I think this question is most interesting with respect to the question of whether one's undergraduate students read one's blog and, if so, how this influences content. Graduate students do not influence content of my blog any more than the general knowledge that anyone out there could be reading my blog, but I might imagine approaching my blog a little differently (as in more self-consciously) if I was teaching a class of first-year undergraduates at the same time. I have not had that experience yet with my blog.
Question #5: How do you decide what topics to blog on and do you believe they go beyond the scope of sociology?

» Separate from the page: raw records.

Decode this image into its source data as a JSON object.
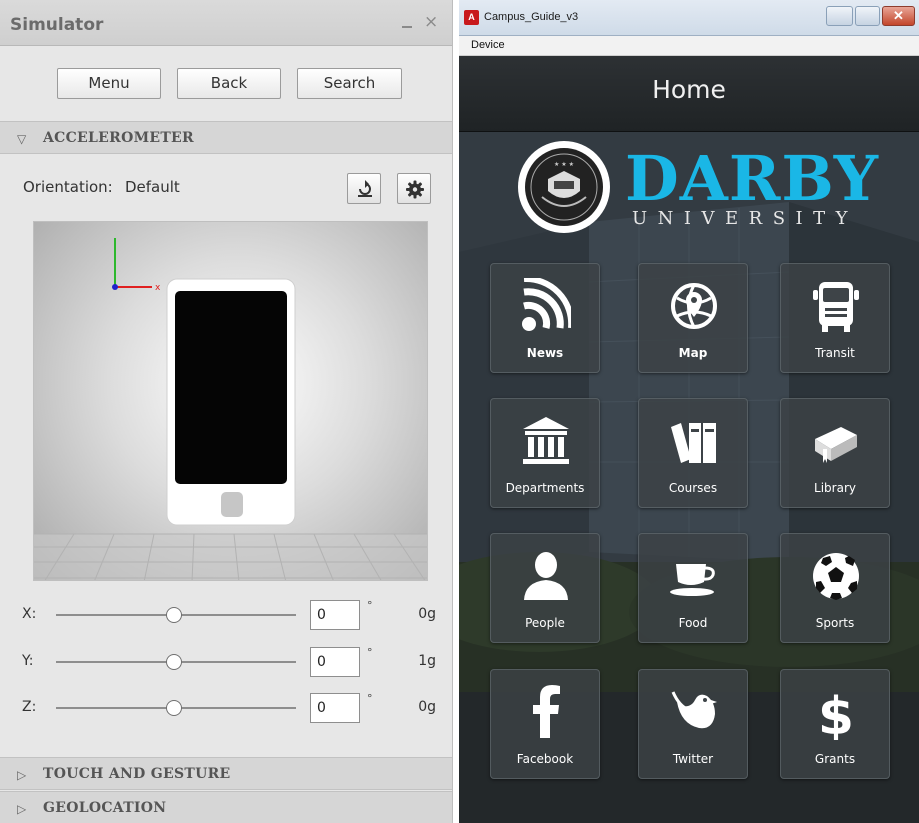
{
  "simulator": {
    "title": "Simulator",
    "buttons": {
      "menu": "Menu",
      "back": "Back",
      "search": "Search"
    },
    "accelerometer": {
      "heading": "ACCELEROMETER",
      "orientation_label": "Orientation:",
      "orientation_value": "Default",
      "axes": [
        {
          "label": "X:",
          "value": "0",
          "unit": "°",
          "g": "0g",
          "slider_fraction": 0.5
        },
        {
          "label": "Y:",
          "value": "0",
          "unit": "°",
          "g": "1g",
          "slider_fraction": 0.5
        },
        {
          "label": "Z:",
          "value": "0",
          "unit": "°",
          "g": "0g",
          "slider_fraction": 0.5
        }
      ],
      "gizmo_x_label": "x"
    },
    "sections": {
      "touch": "TOUCH AND GESTURE",
      "geolocation": "GEOLOCATION"
    }
  },
  "window": {
    "title": "Campus_Guide_v3",
    "app_icon_text": "A",
    "menu_device": "Device"
  },
  "app": {
    "header_title": "Home",
    "brand": {
      "name": "DARBY",
      "sub": "UNIVERSITY",
      "color": "#1ab7e6"
    },
    "tiles": [
      {
        "label": "News",
        "icon": "rss-icon",
        "bold": true
      },
      {
        "label": "Map",
        "icon": "globe-pin-icon",
        "bold": true
      },
      {
        "label": "Transit",
        "icon": "bus-icon",
        "bold": false
      },
      {
        "label": "Departments",
        "icon": "building-columns-icon",
        "bold": false
      },
      {
        "label": "Courses",
        "icon": "books-icon",
        "bold": false
      },
      {
        "label": "Library",
        "icon": "book-icon",
        "bold": false
      },
      {
        "label": "People",
        "icon": "person-icon",
        "bold": false
      },
      {
        "label": "Food",
        "icon": "coffee-cup-icon",
        "bold": false
      },
      {
        "label": "Sports",
        "icon": "soccer-ball-icon",
        "bold": false
      },
      {
        "label": "Facebook",
        "icon": "facebook-icon",
        "bold": false
      },
      {
        "label": "Twitter",
        "icon": "twitter-bird-icon",
        "bold": false
      },
      {
        "label": "Grants",
        "icon": "dollar-icon",
        "bold": false
      }
    ]
  }
}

My blog posts mostly happen by me happening to be at the computer when I think of something I think would make a good blog post, and then I write it. Most of my blog posts are resolutely not works of sociology or about sociology. I did not start my blog as an act of "public sociology," and, even if I did, I generally regard as objects of disdain and intellectual suspicion those in sociology who fret overmuch about whether they are talking about things in a consistently "sociological" fashion. In any case, I view my blog as more an outlet from my non-sociology and meta-sociology thoughts. I think if I had started my blog with the idea of it being something where instead I would write only about my take as a sociologist on issues of the day or whatever, I would have written about five posts before getting bored with it and giving up.
Incidentally, if anyone does answer this question by saying they have an exclusively sociological blog and it's a blog they have managed to keep up for, say, more than a fifty posts, I want to know who they are. To my knowledge, no true "sociology" blog, in the narrow and tedious sense presupposed by the question, exists. All the better for sociology, I say.